Амброз отстранился, сложив руки на груди.
– Зачем же ты пришла ко мне, если не за советом?
– Я пришла чтобы попросить об одолжении. Не могли бы вы присмотреть за Дэнни в мое отсутствие, чтобы Фрэнк не перегибал палку, и с ним все было хорошо?
– Как у твоего сына может быть все хорошо, если его мать бросает свою семью ради призрачного шанса стать кем-то в этом жестоком мире? Ты хочешь переложить свою ответственность на меня, чтобы тебя совесть не мучила в солнечной Калифорнии? Да, Сюзи?
– Да или нет, пастор!? Я прошу лишь ответа на мой вопрос!
– Я служитель Господа и не могу оставить твоего сына без заботы в те трудные времена, которые ему предстоят, но все же попробую отговорить тебя от этой безумной идеи.
– Спасибо.
Сюзи, не говоря больше ни слова, вышла из комнаты и устремилась к выходу из церкви.
«Господи, почему люди настолько невежественны и глупы до своих низменных желаний, что забывают о благе близких им людей?» – задал вопрос пастор, но он остался без ответа, впрочем, как всегда.
Амброз потер предплечье левой руки и отправился в главный зал церкви. Он успел застать выходившую Сюзи. За открывшейся дверью вспыхнуло голубое небо.
«Надо выйти подышать» – подумал он.
Пастор прошел по залу и, на секунду задержав взгляд на кафедре, вышел из здания. Солнце светило на бирюзовом небе, освещая все вокруг теплым желтым светом. Амброз глубоко вздохнул солоноватый сухой воздух. Все вокруг пахло пылью и песком, словно в пустыне, последние годы окрестности усыхали, и некогда плодородный край превращался в тусклую пустошь, населенную такими же тусклыми людьми.

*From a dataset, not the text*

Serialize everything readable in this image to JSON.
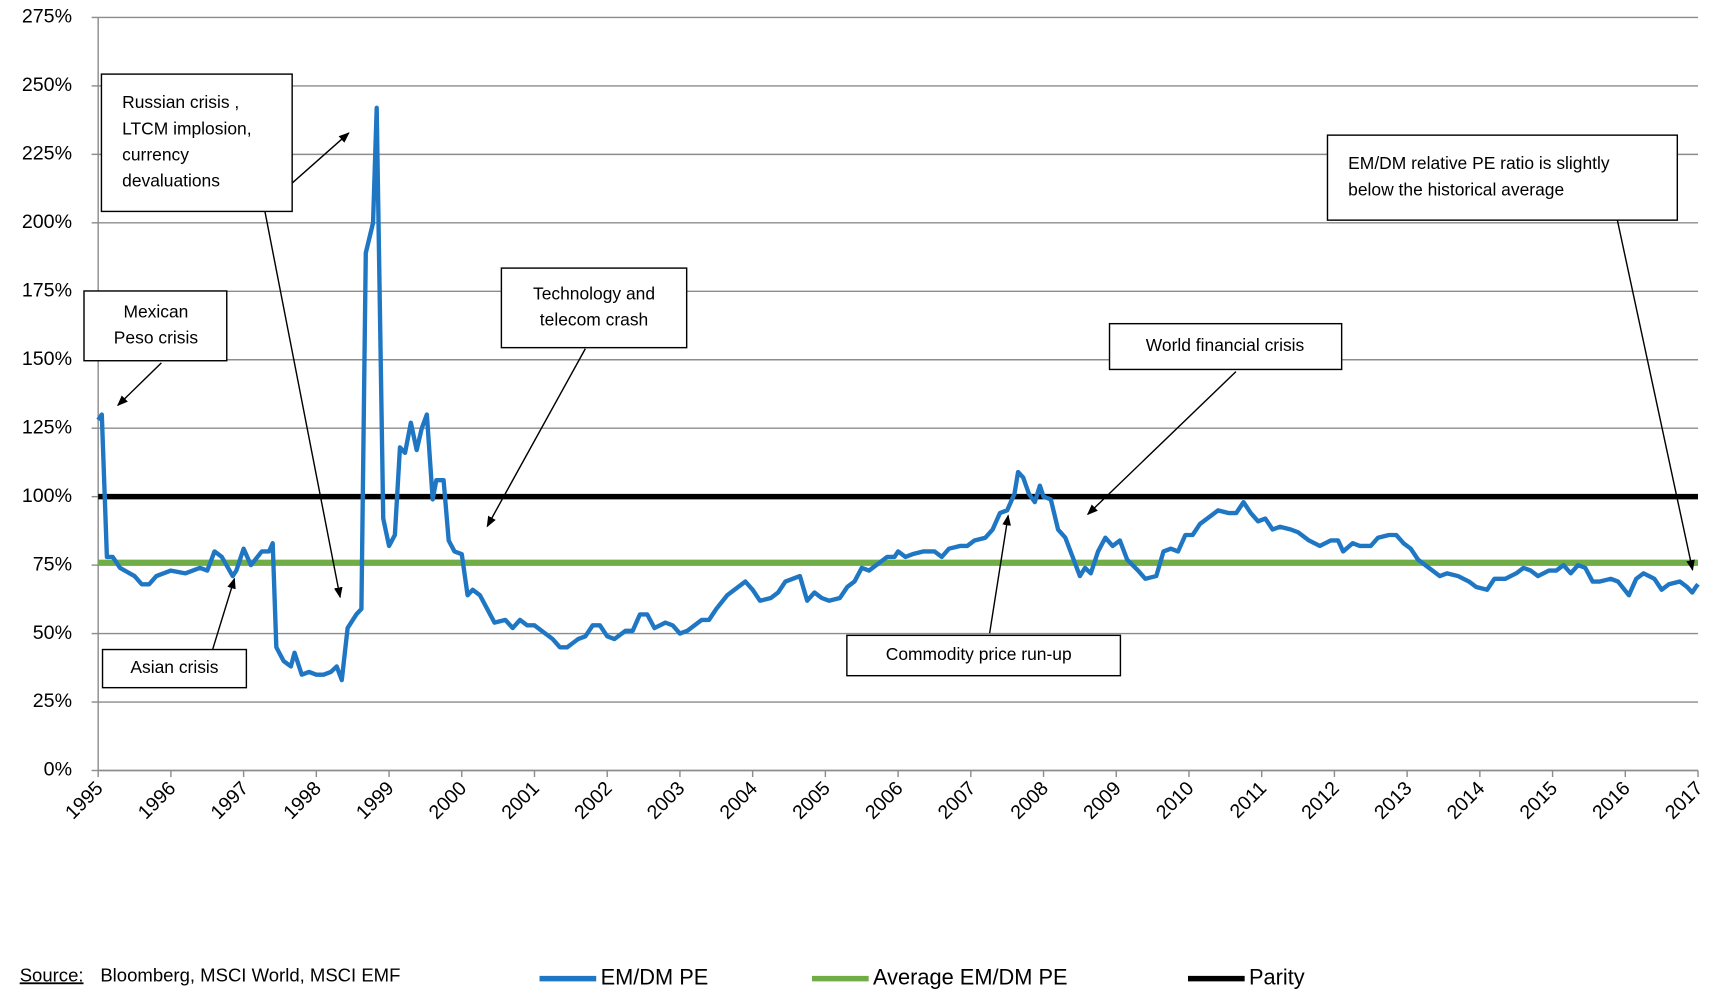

Кто-то за спиной Магнера осторожно прокашлялся, привлекая внимание. Амброз обернулся. В нескольких метрах от него стоял старик, оперевшись плечом на стену церкви, покрытую белой облупившейся краской. На первый взгляд было сложно определить сколько ему лет. Острая борода, отливающая на солнце искристым серебром, обрамляла усохшее лицо, испещренное узором мелких морщин. Создавалось впечатление, что сами черты лица состояли из прерывистых линий и неглубоких надрезов, они не позволяли рассмотреть старика во всех подробностях. Взгляд, словно сам собой, соскальзывал вниз или перемещался на другой объект в поле зрения, не желая застывать на лице собеседника дольше, чем на несколько секунд. Пучок все тех же серебристых волос на голове дополнял столь гротескный вид.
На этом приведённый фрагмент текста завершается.